Ce que recherchent les nouveaux habitants, c’est la commodité. Les villages qui se trouvent à proximité des grands centres urbains offrent aux familles de grandes maisons pour un prix raisonnable et un trajet relativement court pour aller travailler. A 20 minutes de Berne en train pour les habitants de Suberg.
Pourtant, alors même que les villages ont gagné de nouveaux résidents, les petits services, comme le bureau de poste ou l’école, ont progressivement fermé cette dernière décennie au profit de grandes structures qui couvrent toute une région. Un facteur, selon Martin Schuler, qui a probablement contribué à dissoudre l’esprit de la communauté villageoise.
Le cinéaste Simon Baumann, qui est né et a grandi à Suberg, a réalisé le documentaire Zum Beispiel Suberg avec sa partenaire, Kathrin Gscwhend.
Tour à tour drôle et touchant, le film raconte les tentatives du couple pour s’intégrer dans le village après avoir emménagé dans l’ancienne ferme de sa famille. On voit ainsi le réalisateur rejoindre le chœur d’hommes de la commune ou frapper aux portes des voisins pour tenter de rencontrer les habitants.
Le documentaire est agrémenté de scènes de village tournées en super8 dans les années 60/70 par l’oncle du réalisateur, un paysan du village dont la mort à la fin des années 70 a permis au village de connaitre sa dernière procession funéraire.

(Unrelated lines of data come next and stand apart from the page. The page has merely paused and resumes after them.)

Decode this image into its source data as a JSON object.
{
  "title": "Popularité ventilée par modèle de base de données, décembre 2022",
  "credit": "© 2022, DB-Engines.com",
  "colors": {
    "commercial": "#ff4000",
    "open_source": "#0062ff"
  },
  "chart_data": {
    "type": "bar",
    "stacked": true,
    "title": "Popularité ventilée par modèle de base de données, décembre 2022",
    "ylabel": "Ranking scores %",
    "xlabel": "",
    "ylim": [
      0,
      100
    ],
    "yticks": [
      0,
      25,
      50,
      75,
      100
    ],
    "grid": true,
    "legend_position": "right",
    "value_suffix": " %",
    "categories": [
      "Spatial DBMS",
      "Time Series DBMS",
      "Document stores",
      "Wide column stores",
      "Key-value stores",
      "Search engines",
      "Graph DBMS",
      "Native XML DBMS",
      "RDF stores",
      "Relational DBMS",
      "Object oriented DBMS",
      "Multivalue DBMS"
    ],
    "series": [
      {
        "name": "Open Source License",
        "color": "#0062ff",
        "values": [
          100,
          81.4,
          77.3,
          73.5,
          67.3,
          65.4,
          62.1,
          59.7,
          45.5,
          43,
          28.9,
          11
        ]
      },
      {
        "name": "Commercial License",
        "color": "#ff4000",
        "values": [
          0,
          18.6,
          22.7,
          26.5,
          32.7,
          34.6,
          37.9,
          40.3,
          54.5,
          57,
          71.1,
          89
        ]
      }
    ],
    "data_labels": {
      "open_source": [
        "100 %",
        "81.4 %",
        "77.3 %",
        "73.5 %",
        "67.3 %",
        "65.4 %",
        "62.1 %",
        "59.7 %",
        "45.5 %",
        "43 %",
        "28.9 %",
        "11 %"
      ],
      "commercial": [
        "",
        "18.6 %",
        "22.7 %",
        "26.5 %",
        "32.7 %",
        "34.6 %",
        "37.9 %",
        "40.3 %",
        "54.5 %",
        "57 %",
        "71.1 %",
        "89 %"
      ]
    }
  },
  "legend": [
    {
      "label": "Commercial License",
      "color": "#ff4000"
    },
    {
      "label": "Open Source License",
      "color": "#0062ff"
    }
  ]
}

Zum Beispiel Suberg a été distingué l’année dernière par le festival du film Visions du Réel à Nyon.
Pour que ça marche
Tout comme à Suberg, la commune d’Avry, dans le canton de Fribourg, a vu ses fermes disparaître il y a quelques décennies pour faire place à des maisons familiales dont les occupants travaillent hors de la commune. Mais l’un de ses habitants, Marc Antoine Messer, chercheur en aménagement du territoire à l’EPFL, souligne une différence essentielle.
«Les clubs et associations ici sont très actifs», explique le doctorant, dont le village regroupe près de 1800 habitants. Ainsi, le club local de hockey, créée il y a 9 ans, compte aujourd’hui quelque 200 membres actifs.
«Nous avions une gare, un bureau de poste et un facteur qui avait le temps de s’arrêter et de parler avec les habitants, témoigne Michel Müller, le président du club de hockey. Même si nous avons la chance d’avoir un centre commercial.»
Il n’existe pas de centre du village, ni de bistrot. Le club de hockey comme lieu de rencontre n’en est que plus nécessaire. «Les parents voyagent ensemble à l’occasion des tournois. Un cadre différent de l’école pour que les parents se rencontrent», souligne Michel Müller.
Identité locale
Marc Antoine Messer suggère que le maintien d’une communauté peut se résumer à la volonté d’un seul résident de lancer des activités dans le village. Mais la tendance générale montre une diminution globale de l’engagement des gens.
«Nous sommes passés d’un rôle de citoyen actif à celui de client», souligne Marc Antoine Messer, ajoutant que les gens sont plus enclins à adhérer à des clubs existants, même hors du village, que d’en créer de nouveaux.
«Les gens ne s’identifient plus à leur village, ajoute Kathrin Gschwend, qui note que Suberg n’offre pas de lieux dédiés à la culture à ses résidents. Si vous ne vous identifiez pas avec votre village, vous n’allez pas vous y impliquer.»
Pour aider son village natal, Simon Baumann a ses idées. La commune l’a invité à rejoindre sa commission de la culture et des sports. Il prévoit de travailler avec eux pour concevoir des activités tel un cinéma en plein air pour réunir les habitants. Son film Zum Beispiel Suberg a poussé ses concitoyens à réfléchir. De quoi changer les choses à Suberg, espère-t-il.